De vossa genitora, D. Maria Diva Mattos Portella, representante típica da classe média daquela sociedade, baiana de tronco longínquo e ilustre, herdastes as qualidades de distinção que fazem o gáudio da boa gente de vossa e minha terra. Também dela recebestes a vocação para o Magistério, competente e culta professora de quem fala alto a comunidade de Feira de Santana, pela admirável folha de serviços prestados à causa da Educação em nosso Estado.
Nessa cidade, porta do Sertão, sede de um dos mais importantes centros do ciclo econômico do couro e do gado, hoje verdadeira encruzilhada dos caminhos que buscam o Norte e o Nordeste, em Feira de Santana, vosso pai, Enrique Portella, honrado comerciante espanhol, cedo se estabeleceu e fixou no ramo em que prosperou. Viera da Espanha, daquela área da Galícia dos caminhos de Santiago de Compostella, de cuja imigração se enriqueceu a Bahia, de forte colônia espanhola. E foi ele, vosso pai, quem vos despertou a compreensão valorativa da Europa e a paixão pela Espanha, e, nos vossos dois irmãos, Enrique Portella e Franco Portella, a tranquila vocação empresarial.
Assim, ao tronco baiano juntou-se um forte enxerto espanhol, de cuja mescla se engendraria muito do encanto e da robustez de vossa personalidade humana e intelectual.
Como se não fosse suficiente, ocorreu outra enxertia para mais vos fortalecer o espírito. Concluídos os estudos primários e iniciadas as humanidades, em 1947 partistes para Recife, a fim de completar o curso secundário e seguir os estudos superiores na famosa e admirável Faculdade de Direito, na qual vos matriculastes em 1951. Aí aguçastes o temperamento crítico e o pendor para as ideias, em que se distinguiram aquela cidade e aquela forja, sempre fiéis ao debate intelectual que caracterizou os tempos de Tobias Barreto e Sílvio Romero. Recife era no Direito o que a Faculdade do Terreiro de Jesus na Bahia foi para a Medicina: extraordinários centros de irradiação cultural.
Ainda ressoavam pelos salões e corredores da vetusta Academia os ecos do famoso concurso de Sílvio Romero, em 1875.
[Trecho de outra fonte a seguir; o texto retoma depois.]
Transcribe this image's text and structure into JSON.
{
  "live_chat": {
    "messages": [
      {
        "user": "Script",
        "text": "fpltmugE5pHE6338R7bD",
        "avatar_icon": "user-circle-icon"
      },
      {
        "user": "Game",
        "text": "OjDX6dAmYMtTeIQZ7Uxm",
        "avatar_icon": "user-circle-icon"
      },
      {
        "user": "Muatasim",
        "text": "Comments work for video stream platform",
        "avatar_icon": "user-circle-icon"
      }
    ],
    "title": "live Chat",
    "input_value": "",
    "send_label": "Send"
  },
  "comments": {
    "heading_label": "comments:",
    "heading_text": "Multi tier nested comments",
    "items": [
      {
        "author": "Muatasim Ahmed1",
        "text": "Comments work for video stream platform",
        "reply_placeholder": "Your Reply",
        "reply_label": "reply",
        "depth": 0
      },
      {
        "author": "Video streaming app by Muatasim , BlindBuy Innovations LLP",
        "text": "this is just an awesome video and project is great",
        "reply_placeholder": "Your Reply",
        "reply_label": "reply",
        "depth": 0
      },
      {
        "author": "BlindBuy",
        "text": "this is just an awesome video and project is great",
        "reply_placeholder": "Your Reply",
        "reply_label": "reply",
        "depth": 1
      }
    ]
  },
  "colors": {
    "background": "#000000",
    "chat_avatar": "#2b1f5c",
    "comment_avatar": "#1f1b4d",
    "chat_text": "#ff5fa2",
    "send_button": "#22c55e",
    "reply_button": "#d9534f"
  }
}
“A metafísica está morta”, bradava ele a um examinador menos cordato as suas ideias.
“Foi o senhor que a matou?” Perguntou o lente sarcástico.
“Não, não fui eu, foi a ciência... o espírito positivo, o progresso”. E retirou-se da sala renunciando ao concurso, ante a mofa dos examinadores e em meio aos aplausos frenéticos da estudantada sempre ávida de novidades.
Mal sabia o nosso gigante que a história das ideias não o confirmaria: a metafísica não morreu.
Também pelas ruas, pelas sacadas e no interior do velho Teatro Santa Isabel, parece que se ouviam as vozes de dois pugnazes boêmios da Poesia – Tobias Barreto e Castro Alves – que se encontraram como dois navios iluminados, cruzando-se na escuridão da noite.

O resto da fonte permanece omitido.